Slide 22-30: Commencing in 1300, this first slide is fascinating and self explanatory. He summarised slide 23 with the wonderful comment: "If you tell your wife that she looks like the first day of spring, or the last day of winter…you get a different response." RG's interesting statistic on the UK (slide 24) is that only 20% of the FTSE 100 companies come from the UK. This as good news for ISA investors as they are not dependent on UK domestic companies for performance. RG was not enthusiastic about a much advertised new China fund, not least because only 98% of your money would be invested, with the other 2% going to the manager.

RG likes gold and mentioned three trackers: PHAU LN, where HSBC holds the gold (also listed elsewhere), Lyxor, formerly backed by Soc Gen but I think this is now Gold Bullion Securities run by the World Gold Council and backed by physical gold. I believe he also referred to PowerShares DB Gold Fund (DGL US), backed by Deutsche Bank, which he pointed out the German government would always support, if necessary. There is also Gold Bullion Securities in $ (GBS LN) and £ (GBSS LN). Both are ETFs and gold is held in HSBC's accredited vault.

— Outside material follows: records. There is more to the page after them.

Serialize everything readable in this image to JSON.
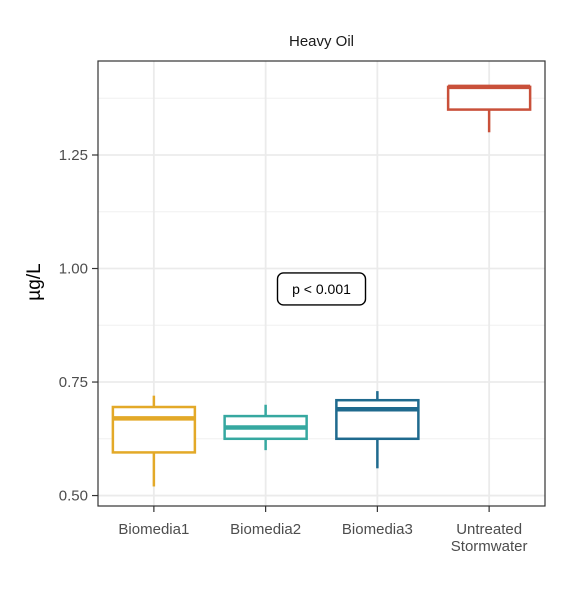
{
  "chart_data": {
    "type": "box",
    "title": "Heavy Oil",
    "xlabel": "",
    "ylabel": "µg/L",
    "ylim": [
      0.477,
      1.457
    ],
    "grid": true,
    "y_ticks": [
      0.5,
      0.75,
      1.0,
      1.25
    ],
    "y_tick_labels": [
      "0.50",
      "0.75",
      "1.00",
      "1.25"
    ],
    "categories": [
      {
        "label_lines": [
          "Biomedia1"
        ]
      },
      {
        "label_lines": [
          "Biomedia2"
        ]
      },
      {
        "label_lines": [
          "Biomedia3"
        ]
      },
      {
        "label_lines": [
          "Untreated",
          "Stormwater"
        ]
      }
    ],
    "boxes": [
      {
        "category": "Biomedia1",
        "min": 0.52,
        "q1": 0.595,
        "median": 0.67,
        "q3": 0.695,
        "max": 0.72,
        "color": "#E3A928"
      },
      {
        "category": "Biomedia2",
        "min": 0.6,
        "q1": 0.625,
        "median": 0.65,
        "q3": 0.675,
        "max": 0.7,
        "color": "#36A8A0"
      },
      {
        "category": "Biomedia3",
        "min": 0.56,
        "q1": 0.625,
        "median": 0.69,
        "q3": 0.71,
        "max": 0.73,
        "color": "#1F6A8E"
      },
      {
        "category": "Untreated Stormwater",
        "min": 1.3,
        "q1": 1.35,
        "median": 1.4,
        "q3": 1.4,
        "max": 1.4,
        "color": "#C9503A"
      }
    ],
    "annotation": {
      "text": "p < 0.001",
      "x_category_index": 1.5,
      "y": 0.955
    }
  }
}
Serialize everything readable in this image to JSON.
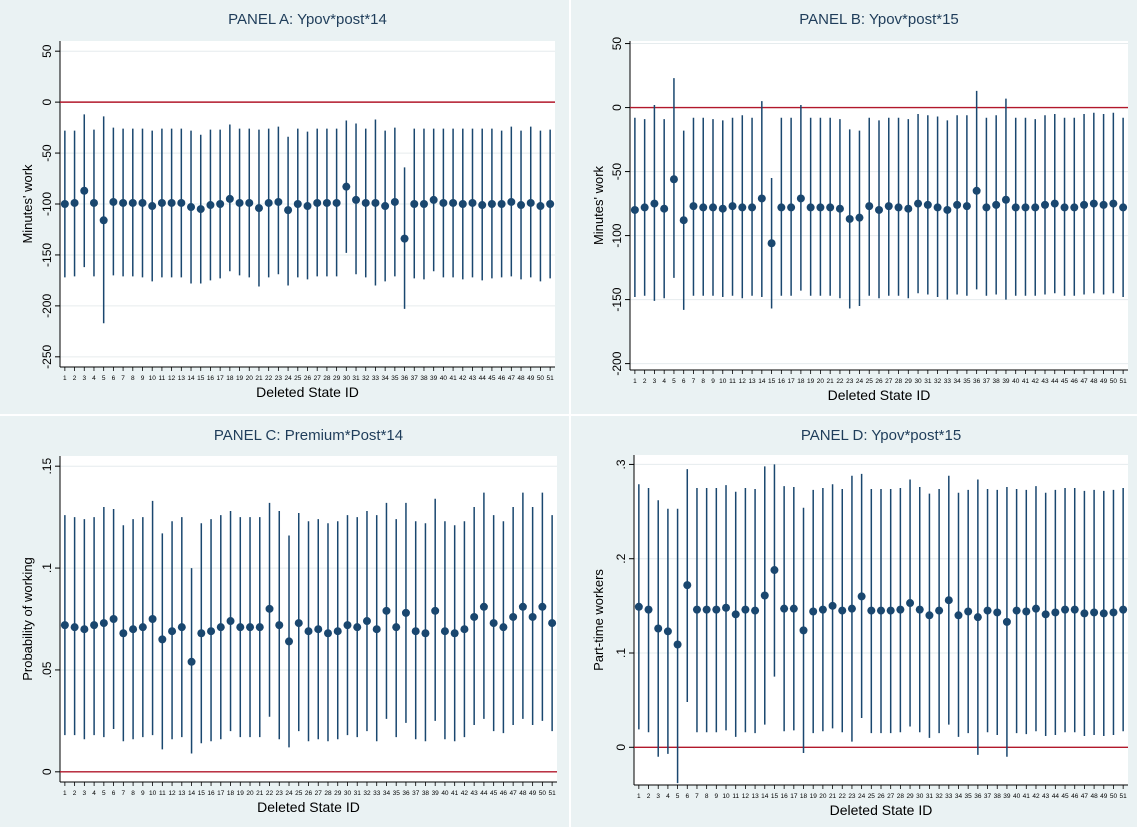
{
  "colors": {
    "panel_bg": "#eaf2f3",
    "plot_bg": "#ffffff",
    "marker": "#1a476f",
    "ci_line": "#1a476f",
    "zero_line": "#b2182b",
    "grid": "#e6ecee",
    "text": "#000000",
    "title_text": "#1f3d5a"
  },
  "chart_data": [
    {
      "id": "A",
      "type": "scatter",
      "title": "PANEL A: Ypov*post*14",
      "xlabel": "Deleted State ID",
      "ylabel": "Minutes' work",
      "categories": [
        "1",
        "2",
        "3",
        "4",
        "5",
        "6",
        "7",
        "8",
        "9",
        "10",
        "11",
        "12",
        "13",
        "14",
        "15",
        "16",
        "17",
        "18",
        "19",
        "20",
        "21",
        "22",
        "23",
        "24",
        "25",
        "26",
        "27",
        "28",
        "29",
        "30",
        "31",
        "32",
        "33",
        "34",
        "35",
        "36",
        "37",
        "38",
        "39",
        "40",
        "41",
        "42",
        "43",
        "44",
        "45",
        "46",
        "47",
        "48",
        "49",
        "50",
        "51"
      ],
      "ylim": [
        -260,
        60
      ],
      "yticks": [
        50,
        0,
        -50,
        -100,
        -150,
        -200,
        -250
      ],
      "ytick_labels": [
        "50",
        "0",
        "-50",
        "-100",
        "-150",
        "-200",
        "-250"
      ],
      "grid": true,
      "zero_line": 0,
      "estimate": [
        -100,
        -99,
        -87,
        -99,
        -116,
        -98,
        -99,
        -99,
        -99,
        -102,
        -99,
        -99,
        -99,
        -103,
        -105,
        -101,
        -100,
        -95,
        -99,
        -99,
        -104,
        -99,
        -98,
        -106,
        -100,
        -102,
        -99,
        -99,
        -99,
        -83,
        -96,
        -99,
        -99,
        -102,
        -98,
        -134,
        -100,
        -100,
        -96,
        -99,
        -99,
        -100,
        -99,
        -101,
        -100,
        -100,
        -98,
        -101,
        -99,
        -102,
        -100
      ],
      "ci_upper": [
        -28,
        -28,
        -12,
        -27,
        -14,
        -25,
        -26,
        -26,
        -26,
        -28,
        -26,
        -26,
        -26,
        -28,
        -32,
        -27,
        -27,
        -22,
        -26,
        -26,
        -27,
        -26,
        -24,
        -34,
        -26,
        -29,
        -26,
        -26,
        -26,
        -18,
        -21,
        -26,
        -17,
        -28,
        -25,
        -64,
        -26,
        -26,
        -26,
        -26,
        -26,
        -26,
        -26,
        -26,
        -26,
        -28,
        -24,
        -28,
        -24,
        -28,
        -27
      ],
      "ci_lower": [
        -172,
        -171,
        -162,
        -171,
        -217,
        -170,
        -171,
        -171,
        -172,
        -176,
        -172,
        -172,
        -172,
        -178,
        -178,
        -175,
        -173,
        -166,
        -170,
        -172,
        -181,
        -172,
        -169,
        -180,
        -172,
        -174,
        -171,
        -171,
        -171,
        -148,
        -169,
        -172,
        -180,
        -176,
        -171,
        -203,
        -173,
        -174,
        -166,
        -172,
        -172,
        -174,
        -172,
        -175,
        -173,
        -172,
        -171,
        -174,
        -172,
        -176,
        -173
      ]
    },
    {
      "id": "B",
      "type": "scatter",
      "title": "PANEL B: Ypov*post*15",
      "xlabel": "Deleted State ID",
      "ylabel": "Minutes' work",
      "categories": [
        "1",
        "2",
        "3",
        "4",
        "5",
        "6",
        "7",
        "8",
        "9",
        "10",
        "11",
        "12",
        "13",
        "14",
        "15",
        "16",
        "17",
        "18",
        "19",
        "20",
        "21",
        "22",
        "23",
        "24",
        "25",
        "26",
        "27",
        "28",
        "29",
        "30",
        "31",
        "32",
        "33",
        "34",
        "35",
        "36",
        "37",
        "38",
        "39",
        "40",
        "41",
        "42",
        "43",
        "44",
        "45",
        "46",
        "47",
        "48",
        "49",
        "50",
        "51"
      ],
      "ylim": [
        -205,
        52
      ],
      "yticks": [
        50,
        0,
        -50,
        -100,
        -150,
        -200
      ],
      "ytick_labels": [
        "50",
        "0",
        "-50",
        "-100",
        "-150",
        "-200"
      ],
      "grid": true,
      "zero_line": 0,
      "estimate": [
        -80,
        -78,
        -75,
        -79,
        -56,
        -88,
        -77,
        -78,
        -78,
        -79,
        -77,
        -78,
        -78,
        -71,
        -106,
        -78,
        -78,
        -71,
        -78,
        -78,
        -78,
        -79,
        -87,
        -86,
        -77,
        -80,
        -77,
        -78,
        -79,
        -75,
        -76,
        -78,
        -80,
        -76,
        -77,
        -65,
        -78,
        -76,
        -72,
        -78,
        -78,
        -78,
        -76,
        -75,
        -78,
        -78,
        -76,
        -75,
        -76,
        -75,
        -78
      ],
      "ci_upper": [
        -8,
        -9,
        2,
        -9,
        23,
        -18,
        -8,
        -8,
        -9,
        -10,
        -8,
        -6,
        -8,
        5,
        -55,
        -8,
        -8,
        2,
        -8,
        -8,
        -8,
        -9,
        -17,
        -18,
        -8,
        -10,
        -8,
        -8,
        -9,
        -5,
        -6,
        -7,
        -10,
        -6,
        -6,
        13,
        -8,
        -6,
        7,
        -8,
        -8,
        -9,
        -6,
        -5,
        -8,
        -8,
        -5,
        -4,
        -5,
        -4,
        -8
      ],
      "ci_lower": [
        -148,
        -147,
        -151,
        -149,
        -133,
        -158,
        -147,
        -147,
        -147,
        -148,
        -147,
        -149,
        -147,
        -148,
        -157,
        -147,
        -147,
        -143,
        -147,
        -147,
        -147,
        -149,
        -157,
        -155,
        -147,
        -149,
        -147,
        -147,
        -149,
        -145,
        -146,
        -148,
        -150,
        -146,
        -147,
        -142,
        -147,
        -146,
        -150,
        -147,
        -147,
        -147,
        -146,
        -145,
        -147,
        -147,
        -146,
        -145,
        -146,
        -145,
        -148
      ]
    },
    {
      "id": "C",
      "type": "scatter",
      "title": "PANEL C: Premium*Post*14",
      "xlabel": "Deleted State ID",
      "ylabel": "Probability of working",
      "categories": [
        "1",
        "2",
        "3",
        "4",
        "5",
        "6",
        "7",
        "8",
        "9",
        "10",
        "11",
        "12",
        "13",
        "14",
        "15",
        "16",
        "17",
        "18",
        "19",
        "20",
        "21",
        "22",
        "23",
        "24",
        "25",
        "26",
        "27",
        "28",
        "29",
        "30",
        "31",
        "32",
        "33",
        "34",
        "35",
        "36",
        "37",
        "38",
        "39",
        "40",
        "41",
        "42",
        "43",
        "44",
        "45",
        "46",
        "47",
        "48",
        "49",
        "50",
        "51"
      ],
      "ylim": [
        -0.005,
        0.155
      ],
      "yticks": [
        0,
        0.05,
        0.1,
        0.15
      ],
      "ytick_labels": [
        "0",
        ".05",
        ".1",
        ".15"
      ],
      "grid": true,
      "zero_line": 0,
      "estimate": [
        0.072,
        0.071,
        0.07,
        0.072,
        0.073,
        0.075,
        0.068,
        0.07,
        0.071,
        0.075,
        0.065,
        0.069,
        0.071,
        0.054,
        0.068,
        0.069,
        0.071,
        0.074,
        0.071,
        0.071,
        0.071,
        0.08,
        0.072,
        0.064,
        0.073,
        0.069,
        0.07,
        0.068,
        0.069,
        0.072,
        0.071,
        0.074,
        0.07,
        0.079,
        0.071,
        0.078,
        0.069,
        0.068,
        0.079,
        0.069,
        0.068,
        0.07,
        0.076,
        0.081,
        0.073,
        0.071,
        0.076,
        0.081,
        0.076,
        0.081,
        0.073
      ],
      "ci_upper": [
        0.126,
        0.125,
        0.124,
        0.125,
        0.13,
        0.129,
        0.121,
        0.124,
        0.125,
        0.133,
        0.117,
        0.123,
        0.125,
        0.1,
        0.122,
        0.124,
        0.126,
        0.128,
        0.125,
        0.125,
        0.125,
        0.132,
        0.128,
        0.116,
        0.127,
        0.123,
        0.124,
        0.122,
        0.123,
        0.126,
        0.125,
        0.128,
        0.126,
        0.132,
        0.124,
        0.132,
        0.123,
        0.122,
        0.134,
        0.123,
        0.121,
        0.123,
        0.13,
        0.137,
        0.126,
        0.123,
        0.13,
        0.137,
        0.13,
        0.137,
        0.126
      ],
      "ci_lower": [
        0.018,
        0.018,
        0.016,
        0.018,
        0.017,
        0.021,
        0.015,
        0.016,
        0.017,
        0.018,
        0.011,
        0.016,
        0.017,
        0.009,
        0.014,
        0.015,
        0.016,
        0.02,
        0.017,
        0.017,
        0.017,
        0.027,
        0.016,
        0.012,
        0.02,
        0.015,
        0.016,
        0.015,
        0.016,
        0.018,
        0.017,
        0.02,
        0.015,
        0.026,
        0.017,
        0.024,
        0.016,
        0.015,
        0.025,
        0.016,
        0.015,
        0.017,
        0.023,
        0.026,
        0.02,
        0.019,
        0.023,
        0.026,
        0.023,
        0.025,
        0.02
      ]
    },
    {
      "id": "D",
      "type": "scatter",
      "title": "PANEL D: Ypov*post*15",
      "xlabel": "Deleted State ID",
      "ylabel": "Part-time workers",
      "categories": [
        "1",
        "2",
        "3",
        "4",
        "5",
        "6",
        "7",
        "8",
        "9",
        "10",
        "11",
        "12",
        "13",
        "14",
        "15",
        "16",
        "17",
        "18",
        "19",
        "20",
        "21",
        "22",
        "23",
        "24",
        "25",
        "26",
        "27",
        "28",
        "29",
        "30",
        "31",
        "32",
        "33",
        "34",
        "35",
        "36",
        "37",
        "38",
        "39",
        "40",
        "41",
        "42",
        "43",
        "44",
        "45",
        "46",
        "47",
        "48",
        "49",
        "50",
        "51"
      ],
      "ylim": [
        -0.04,
        0.31
      ],
      "yticks": [
        0,
        0.1,
        0.2,
        0.3
      ],
      "ytick_labels": [
        "0",
        ".1",
        ".2",
        ".3"
      ],
      "grid": true,
      "zero_line": 0,
      "estimate": [
        0.149,
        0.146,
        0.126,
        0.123,
        0.109,
        0.172,
        0.146,
        0.146,
        0.146,
        0.148,
        0.141,
        0.146,
        0.145,
        0.161,
        0.188,
        0.147,
        0.147,
        0.124,
        0.144,
        0.146,
        0.15,
        0.145,
        0.147,
        0.16,
        0.145,
        0.145,
        0.145,
        0.146,
        0.153,
        0.146,
        0.14,
        0.145,
        0.156,
        0.14,
        0.144,
        0.138,
        0.145,
        0.143,
        0.133,
        0.145,
        0.144,
        0.147,
        0.141,
        0.143,
        0.146,
        0.146,
        0.142,
        0.143,
        0.142,
        0.143,
        0.146
      ],
      "ci_upper": [
        0.279,
        0.275,
        0.262,
        0.253,
        0.253,
        0.295,
        0.275,
        0.275,
        0.275,
        0.278,
        0.271,
        0.275,
        0.274,
        0.298,
        0.3,
        0.277,
        0.276,
        0.254,
        0.273,
        0.275,
        0.279,
        0.274,
        0.288,
        0.29,
        0.274,
        0.274,
        0.274,
        0.275,
        0.284,
        0.276,
        0.269,
        0.274,
        0.288,
        0.27,
        0.273,
        0.284,
        0.274,
        0.273,
        0.276,
        0.274,
        0.273,
        0.277,
        0.27,
        0.273,
        0.275,
        0.275,
        0.272,
        0.273,
        0.272,
        0.273,
        0.275
      ],
      "ci_lower": [
        0.019,
        0.016,
        -0.01,
        -0.007,
        -0.038,
        0.048,
        0.016,
        0.016,
        0.016,
        0.018,
        0.011,
        0.016,
        0.015,
        0.024,
        0.075,
        0.017,
        0.018,
        -0.006,
        0.015,
        0.017,
        0.02,
        0.016,
        0.006,
        0.031,
        0.015,
        0.015,
        0.015,
        0.016,
        0.022,
        0.016,
        0.01,
        0.015,
        0.024,
        0.011,
        0.015,
        -0.008,
        0.016,
        0.013,
        -0.01,
        0.015,
        0.014,
        0.017,
        0.012,
        0.013,
        0.016,
        0.016,
        0.012,
        0.013,
        0.012,
        0.013,
        0.017
      ]
    }
  ]
}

On US 30-year Treasury yields, he thinks there will be a temporary decline if the economy cracks in 2011-2012, but added that he would "go with" an upward break in yields. He said that given funding requirements the US government may eventually require banks and pension funds to hold government bonds, whether they wish to or not.

I will send this summary to Robin Griffiths, to make sure that I have represented his views accurately, and will post any corrections if I have not.